Yip, looking for a job sucks. People say looking for a job is a job in itself, so if that's true, my new boss is starting to really bug me. Let me think. Moody? Check. Talks about her dog all the time? Check. Talks to the dog constantly in annoying doggie-talk... poopsie-woopsie, Mommy's just going out for a second, Mommy loves you little flumpakin. Slave-driver? Check. Annoyingly perfectionist? Check? Rewrites each cover letter 10 times before sending out? Check. Pay? Lousy. Actually, haven't seen a paycheck yet. Definitely time to write a strongly worded letter to management.

Sunday, April 19, 2009

My dog has learned a new trick!

Actually, it's a variation on an old trick. When I'm at my desk working, Charlie will sometimes roll over and look all cute - his way of saying, time to pet me! Except about a year ago he would do this, and then as soon as I got up, he would race off to get a toy and get me to play with him.

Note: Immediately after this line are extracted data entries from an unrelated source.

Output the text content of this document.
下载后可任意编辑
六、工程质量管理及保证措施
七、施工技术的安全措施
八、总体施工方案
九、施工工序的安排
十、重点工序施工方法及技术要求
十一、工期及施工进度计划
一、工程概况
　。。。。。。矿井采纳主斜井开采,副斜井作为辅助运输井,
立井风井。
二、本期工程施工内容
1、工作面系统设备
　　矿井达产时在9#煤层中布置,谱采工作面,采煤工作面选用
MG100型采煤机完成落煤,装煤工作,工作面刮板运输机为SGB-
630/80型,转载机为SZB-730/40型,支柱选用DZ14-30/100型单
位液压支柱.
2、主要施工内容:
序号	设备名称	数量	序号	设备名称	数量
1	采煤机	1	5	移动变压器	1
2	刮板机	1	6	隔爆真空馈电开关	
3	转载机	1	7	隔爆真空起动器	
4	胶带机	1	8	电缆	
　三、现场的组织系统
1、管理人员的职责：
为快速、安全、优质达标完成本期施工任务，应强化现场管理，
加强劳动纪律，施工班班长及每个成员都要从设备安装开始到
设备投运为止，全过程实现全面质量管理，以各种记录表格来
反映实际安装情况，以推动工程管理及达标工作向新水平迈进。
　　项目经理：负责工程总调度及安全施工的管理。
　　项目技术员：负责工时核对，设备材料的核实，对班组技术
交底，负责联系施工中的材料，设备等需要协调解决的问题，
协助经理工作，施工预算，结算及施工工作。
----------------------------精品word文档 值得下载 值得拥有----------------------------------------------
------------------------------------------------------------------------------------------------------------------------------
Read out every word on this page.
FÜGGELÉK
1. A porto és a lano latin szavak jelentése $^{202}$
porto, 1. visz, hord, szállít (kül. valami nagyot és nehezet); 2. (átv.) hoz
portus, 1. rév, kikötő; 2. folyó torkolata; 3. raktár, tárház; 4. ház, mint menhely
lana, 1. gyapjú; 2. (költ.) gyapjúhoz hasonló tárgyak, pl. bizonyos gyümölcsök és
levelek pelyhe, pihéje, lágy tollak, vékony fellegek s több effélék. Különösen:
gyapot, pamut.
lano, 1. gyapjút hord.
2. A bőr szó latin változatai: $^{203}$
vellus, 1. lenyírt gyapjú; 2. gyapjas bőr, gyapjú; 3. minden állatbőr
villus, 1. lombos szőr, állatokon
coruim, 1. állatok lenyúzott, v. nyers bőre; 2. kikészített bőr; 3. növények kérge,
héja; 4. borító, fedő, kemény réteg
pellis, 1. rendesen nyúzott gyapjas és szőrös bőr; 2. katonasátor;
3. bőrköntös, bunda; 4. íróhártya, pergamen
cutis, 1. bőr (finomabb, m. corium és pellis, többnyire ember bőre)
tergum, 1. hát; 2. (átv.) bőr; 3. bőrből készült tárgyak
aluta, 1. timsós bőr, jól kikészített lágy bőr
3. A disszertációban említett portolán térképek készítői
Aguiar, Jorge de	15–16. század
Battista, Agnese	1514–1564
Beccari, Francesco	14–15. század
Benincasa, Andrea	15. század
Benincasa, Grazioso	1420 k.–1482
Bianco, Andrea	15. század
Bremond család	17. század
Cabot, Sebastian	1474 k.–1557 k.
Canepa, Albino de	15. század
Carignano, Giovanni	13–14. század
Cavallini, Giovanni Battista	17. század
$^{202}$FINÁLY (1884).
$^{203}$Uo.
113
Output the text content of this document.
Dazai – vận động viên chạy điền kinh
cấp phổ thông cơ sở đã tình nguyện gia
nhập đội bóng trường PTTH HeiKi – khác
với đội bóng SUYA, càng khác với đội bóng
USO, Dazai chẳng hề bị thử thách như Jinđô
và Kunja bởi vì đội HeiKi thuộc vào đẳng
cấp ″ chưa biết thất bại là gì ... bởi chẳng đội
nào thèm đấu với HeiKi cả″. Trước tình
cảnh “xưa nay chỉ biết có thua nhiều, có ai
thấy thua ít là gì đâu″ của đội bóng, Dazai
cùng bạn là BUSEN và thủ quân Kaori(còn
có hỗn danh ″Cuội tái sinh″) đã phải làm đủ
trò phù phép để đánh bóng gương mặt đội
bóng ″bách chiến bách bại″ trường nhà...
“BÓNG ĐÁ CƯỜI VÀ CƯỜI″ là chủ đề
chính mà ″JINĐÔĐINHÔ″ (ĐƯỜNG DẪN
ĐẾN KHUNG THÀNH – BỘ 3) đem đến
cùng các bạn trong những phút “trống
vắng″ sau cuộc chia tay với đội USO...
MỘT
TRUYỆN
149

Now he has started doing the same thing with wanting to being let out! He will go to the sliding glass door of my apartment, and stand there pawing the glass like he usually does when he needs to use his toilet (in his case a large section of newspapers spread out on my balcony outside). Now he goes to the door, acts like he wants to go out, and as soon as I'm half-way across the room to let him out, he rushed off to grab a toy and runs up to me with his best I'm the cutest dog in the world expression! I must admit his ploy usually works.

Turnips are the new potatoes

Yesterday I cooked with a Turnip for the first time. It should have made me feel like Old Mother Hubbard, but I was making the Minestrone soup recipe out of the new Weight Watchers cookbook. 3 points a serving, except mine would be less because I left out the potatoes. And the fabulous thing about turnips? They're like potatoes in texture, except they taste a little more oniony and they have about half the calories. Totally yum! Trust me, turnips are the new potatoes. Take that, Rachel Ray!